The weight of a paper, or its grammage, is expressed in grams per square meter, commonly denoted as “gsm.” Most fine art papers are available in lightweight (150-200gsm) and heavier weight (300+gsm) versions. While there is nothing wrong with lightweight paper, it’s important to consider the paper brand. Papers from the best manufacturers use better paper structure, as well as better materials that resist warping and are more stable in varying conditions. Even so, there’s always the chance of slight warping of the papers surface since you can never predict the extent of changes in the environment.
I remember a few years ago we had an extremely hot and humid summer, something like 75% humidity and higher for about two weeks. After making some prints, I noticed swelling in some of the papers I had stored in my studio, which is partially below ground level. I now store all of my paper stock on the second floor of my home until I need them to make prints. This keeps them in a more stable environment and prevents any surprises after I’ve spent valuable ink making a print. Plus I only use the highest quality papers available.
I also prefer heavyweight paper (300+gsm) for several reasons. The paper lays flatter when framed, and its density and thickness helps keep it that way over time. But another reason is so that I can mount the prints to the backer board without dry mounting. This means the print is never compromised in any way, and simply floats between the backer board and mat. I use Lineco Archival Clear Photo Corners to hold the prints in place, and they allow a print to be removed in the future without any damage to the actual print.

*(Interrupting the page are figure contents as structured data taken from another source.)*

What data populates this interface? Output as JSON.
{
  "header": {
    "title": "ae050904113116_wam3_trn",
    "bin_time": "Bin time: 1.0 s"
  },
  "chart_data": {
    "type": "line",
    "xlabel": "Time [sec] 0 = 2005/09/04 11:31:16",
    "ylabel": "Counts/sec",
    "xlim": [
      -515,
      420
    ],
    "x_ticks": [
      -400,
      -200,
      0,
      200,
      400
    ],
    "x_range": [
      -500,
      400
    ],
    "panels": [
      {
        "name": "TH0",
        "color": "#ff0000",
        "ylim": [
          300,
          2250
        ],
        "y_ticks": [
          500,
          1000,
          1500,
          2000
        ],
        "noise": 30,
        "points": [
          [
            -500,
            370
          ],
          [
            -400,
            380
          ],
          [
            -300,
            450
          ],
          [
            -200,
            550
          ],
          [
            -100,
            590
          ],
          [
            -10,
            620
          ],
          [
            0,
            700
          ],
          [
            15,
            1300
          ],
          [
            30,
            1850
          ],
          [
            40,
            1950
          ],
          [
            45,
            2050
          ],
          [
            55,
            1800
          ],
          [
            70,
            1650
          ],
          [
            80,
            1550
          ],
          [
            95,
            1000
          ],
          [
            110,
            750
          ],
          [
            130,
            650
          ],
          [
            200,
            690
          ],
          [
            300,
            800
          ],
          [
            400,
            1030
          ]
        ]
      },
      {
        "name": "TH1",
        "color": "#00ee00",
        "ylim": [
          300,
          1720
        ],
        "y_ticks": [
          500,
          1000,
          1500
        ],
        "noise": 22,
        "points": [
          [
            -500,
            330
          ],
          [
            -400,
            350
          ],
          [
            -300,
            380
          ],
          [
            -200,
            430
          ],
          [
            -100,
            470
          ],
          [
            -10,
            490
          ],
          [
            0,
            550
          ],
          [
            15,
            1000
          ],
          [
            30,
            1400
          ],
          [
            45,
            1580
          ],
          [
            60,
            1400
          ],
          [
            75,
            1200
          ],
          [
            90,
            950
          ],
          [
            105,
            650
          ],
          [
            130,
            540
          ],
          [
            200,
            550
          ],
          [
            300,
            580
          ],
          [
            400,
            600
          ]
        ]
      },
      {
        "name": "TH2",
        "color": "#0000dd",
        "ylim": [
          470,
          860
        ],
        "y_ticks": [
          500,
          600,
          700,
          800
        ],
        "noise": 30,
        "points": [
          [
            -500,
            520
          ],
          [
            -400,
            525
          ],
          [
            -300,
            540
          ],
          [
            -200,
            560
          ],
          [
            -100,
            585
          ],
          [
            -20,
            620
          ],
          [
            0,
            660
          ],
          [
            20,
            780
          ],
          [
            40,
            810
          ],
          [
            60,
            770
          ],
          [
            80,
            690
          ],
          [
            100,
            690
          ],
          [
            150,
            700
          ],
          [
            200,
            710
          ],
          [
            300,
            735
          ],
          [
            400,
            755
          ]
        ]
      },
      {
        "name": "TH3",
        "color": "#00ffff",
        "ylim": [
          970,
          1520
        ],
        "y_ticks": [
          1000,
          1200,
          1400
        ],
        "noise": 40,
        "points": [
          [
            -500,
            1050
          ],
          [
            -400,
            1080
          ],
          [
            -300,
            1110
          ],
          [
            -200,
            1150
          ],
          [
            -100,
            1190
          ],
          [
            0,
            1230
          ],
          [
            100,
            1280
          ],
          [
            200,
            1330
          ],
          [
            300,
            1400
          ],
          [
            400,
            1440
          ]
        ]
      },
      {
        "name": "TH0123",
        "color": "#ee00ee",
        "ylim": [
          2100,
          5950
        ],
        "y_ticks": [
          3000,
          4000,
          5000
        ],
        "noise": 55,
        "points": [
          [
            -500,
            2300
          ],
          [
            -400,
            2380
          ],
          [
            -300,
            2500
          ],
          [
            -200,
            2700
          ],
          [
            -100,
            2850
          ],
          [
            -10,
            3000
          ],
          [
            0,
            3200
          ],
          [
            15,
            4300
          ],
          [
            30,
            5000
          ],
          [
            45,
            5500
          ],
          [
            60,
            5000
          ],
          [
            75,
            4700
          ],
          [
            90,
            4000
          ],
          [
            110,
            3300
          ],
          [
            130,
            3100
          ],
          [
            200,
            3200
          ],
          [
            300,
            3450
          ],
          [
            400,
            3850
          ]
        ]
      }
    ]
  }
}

If you’re using lightweight paper, and making fairly large prints, then the optimal way to mount them is by dry mounting. This creates a permanent seal between the print and backer board and eliminates any chance of warping or buckling. Of course, this is a permanent process, and severely compromises the longevity of the print, as well as its value to potential buyers and collectors. But if those issues are not important, then it’s the best looking presentation for an exhibition.

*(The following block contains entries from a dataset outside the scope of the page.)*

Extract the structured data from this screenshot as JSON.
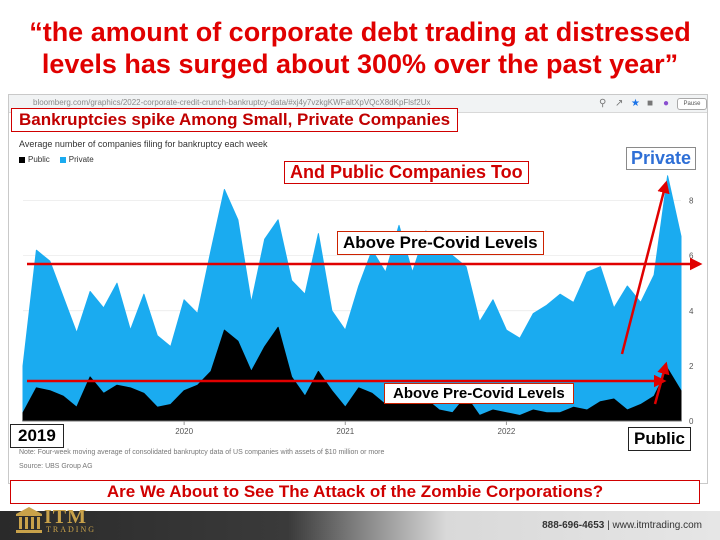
{
  "headline": {
    "line1": "“the amount of corporate debt trading at distressed",
    "line2": "levels has surged about 300% over the past year”"
  },
  "browser": {
    "url": "bloomberg.com/graphics/2022-corporate-credit-crunch-bankruptcy-data/#xj4y7vzkgKWFaltXpVQcX8dKpFlsf2Ux"
  },
  "chart_data": {
    "type": "area",
    "subtitle": "Average number of companies filing for bankruptcy each week",
    "legend": [
      "Public",
      "Private"
    ],
    "x_tick_labels": [
      "2020",
      "2021",
      "2022"
    ],
    "y_tick_labels": [
      "0",
      "2",
      "4",
      "6",
      "8"
    ],
    "ylim": [
      0,
      9
    ],
    "x_range": [
      "2019-01",
      "2023-02"
    ],
    "series": [
      {
        "name": "Private",
        "color": "#1aabf0",
        "x": [
          "2019-01",
          "2019-02",
          "2019-03",
          "2019-04",
          "2019-05",
          "2019-06",
          "2019-07",
          "2019-08",
          "2019-09",
          "2019-10",
          "2019-11",
          "2019-12",
          "2020-01",
          "2020-02",
          "2020-03",
          "2020-04",
          "2020-05",
          "2020-06",
          "2020-07",
          "2020-08",
          "2020-09",
          "2020-10",
          "2020-11",
          "2020-12",
          "2021-01",
          "2021-02",
          "2021-03",
          "2021-04",
          "2021-05",
          "2021-06",
          "2021-07",
          "2021-08",
          "2021-09",
          "2021-10",
          "2021-11",
          "2021-12",
          "2022-01",
          "2022-02",
          "2022-03",
          "2022-04",
          "2022-05",
          "2022-06",
          "2022-07",
          "2022-08",
          "2022-09",
          "2022-10",
          "2022-11",
          "2022-12",
          "2023-01",
          "2023-02"
        ],
        "values": [
          2.0,
          6.2,
          5.8,
          4.5,
          3.2,
          4.7,
          4.1,
          5.0,
          3.3,
          4.6,
          3.1,
          2.7,
          4.4,
          3.9,
          6.2,
          8.4,
          7.3,
          4.3,
          6.6,
          7.3,
          5.1,
          4.6,
          6.8,
          4.0,
          3.3,
          4.9,
          6.2,
          5.4,
          7.1,
          5.4,
          6.9,
          6.3,
          6.0,
          5.6,
          3.6,
          4.4,
          3.3,
          3.0,
          3.9,
          4.2,
          4.6,
          4.3,
          5.4,
          5.6,
          4.1,
          4.9,
          4.3,
          5.3,
          8.9,
          6.7
        ]
      },
      {
        "name": "Public",
        "color": "#000000",
        "x": [
          "2019-01",
          "2019-02",
          "2019-03",
          "2019-04",
          "2019-05",
          "2019-06",
          "2019-07",
          "2019-08",
          "2019-09",
          "2019-10",
          "2019-11",
          "2019-12",
          "2020-01",
          "2020-02",
          "2020-03",
          "2020-04",
          "2020-05",
          "2020-06",
          "2020-07",
          "2020-08",
          "2020-09",
          "2020-10",
          "2020-11",
          "2020-12",
          "2021-01",
          "2021-02",
          "2021-03",
          "2021-04",
          "2021-05",
          "2021-06",
          "2021-07",
          "2021-08",
          "2021-09",
          "2021-10",
          "2021-11",
          "2021-12",
          "2022-01",
          "2022-02",
          "2022-03",
          "2022-04",
          "2022-05",
          "2022-06",
          "2022-07",
          "2022-08",
          "2022-09",
          "2022-10",
          "2022-11",
          "2022-12",
          "2023-01",
          "2023-02"
        ],
        "values": [
          0.3,
          1.2,
          1.1,
          0.9,
          0.5,
          1.6,
          1.0,
          1.3,
          1.2,
          1.0,
          0.5,
          0.6,
          1.1,
          1.3,
          1.8,
          3.3,
          2.9,
          1.8,
          2.7,
          3.4,
          1.6,
          0.9,
          1.8,
          1.1,
          0.5,
          1.2,
          1.0,
          0.6,
          0.7,
          1.0,
          0.8,
          0.4,
          0.3,
          0.9,
          0.2,
          0.4,
          0.3,
          0.2,
          0.4,
          0.3,
          0.3,
          0.5,
          0.4,
          0.7,
          0.8,
          0.4,
          0.6,
          0.9,
          1.9,
          1.1
        ]
      }
    ]
  },
  "callouts": {
    "bankruptcies": "Bankruptcies spike Among Small, Private Companies",
    "public_too": "And Public Companies Too",
    "above_top": "Above Pre-Covid Levels",
    "above_bottom": "Above Pre-Covid Levels",
    "private": "Private",
    "public": "Public",
    "year_2019": "2019",
    "zombie": "Are We About to See The Attack of the Zombie Corporations?"
  },
  "chart_note": "Note: Four-week moving average of consolidated bankruptcy data of US companies with assets of $10 million or more",
  "chart_source": "Source: UBS Group AG",
  "browser_reader_label": "Pause",
  "footer": {
    "logo_main": "ITM",
    "logo_sub": "TRADING",
    "phone": "888-696-4653",
    "separator": "|",
    "website": "www.itmtrading.com"
  },
  "colors": {
    "headline": "#e00000",
    "annotation_line": "#e00000",
    "private_series": "#1aabf0",
    "public_series": "#000000",
    "private_label": "#2e6fd6",
    "logo_gold": "#c9a24a"
  }
}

As I thought about the prints on the walls, and photography exhibitions in general, I thought I would share some principles that I feel strongly about.

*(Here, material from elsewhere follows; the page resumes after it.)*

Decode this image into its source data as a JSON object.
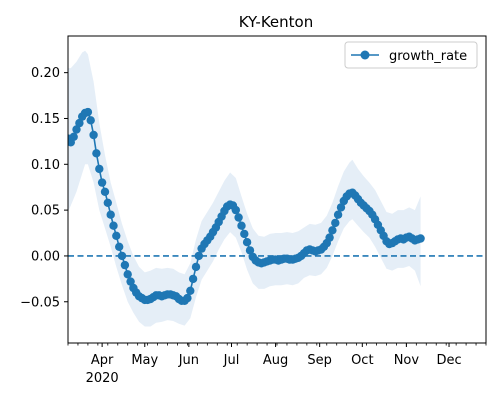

- First, if you decide to exhibit your work, take pride in your work. Learn what differentiates a good paper from a mediocre paper, a good framing job from a bad one. Show that you care about excellence – it makes a difference.
- Second, just because it’s your first show doesn’t mean it’s any less important than your fifth or fiftieth. It’s critical to create a positive first impression. I totally understand improving over time and refining your presentation, but in todays world of limited attention spans, you need to put your best foot forward at every opportunity. As I’ve said many times, show the work you’re proud of, without excuses or explanations about missed opportunities or subpar print quality. If that means you only show half of the images you normally would, then so be it – but make every one count. Quality always trumps quantity.
Maybe I’m being too hard on the photographer. Maybe I’m missing the point of exposure and getting feedback. He/she was trying to do something courageous, which is what exhibiting your work is. Just showing your work in public can be a huge step for many, and I congratulate him/her for taking that step. But don’t hamper that courage by taking shortcuts, or worse not realizing how simple improvements can make a huge impact in how others perceive your work. In a world of perception, that often makes the difference between just good and truly great.
I obsessed over my very first exhibition and made sure it was the best I could produce at the time. That was one of the best things I ever did for my career. Photography is hard enough when things are out of our control, so make sure what you can control is the best it can be. That small margin will make all difference.
People ask me all the time for advice about how to be successful as a photographer. One answer I give: make every detail count.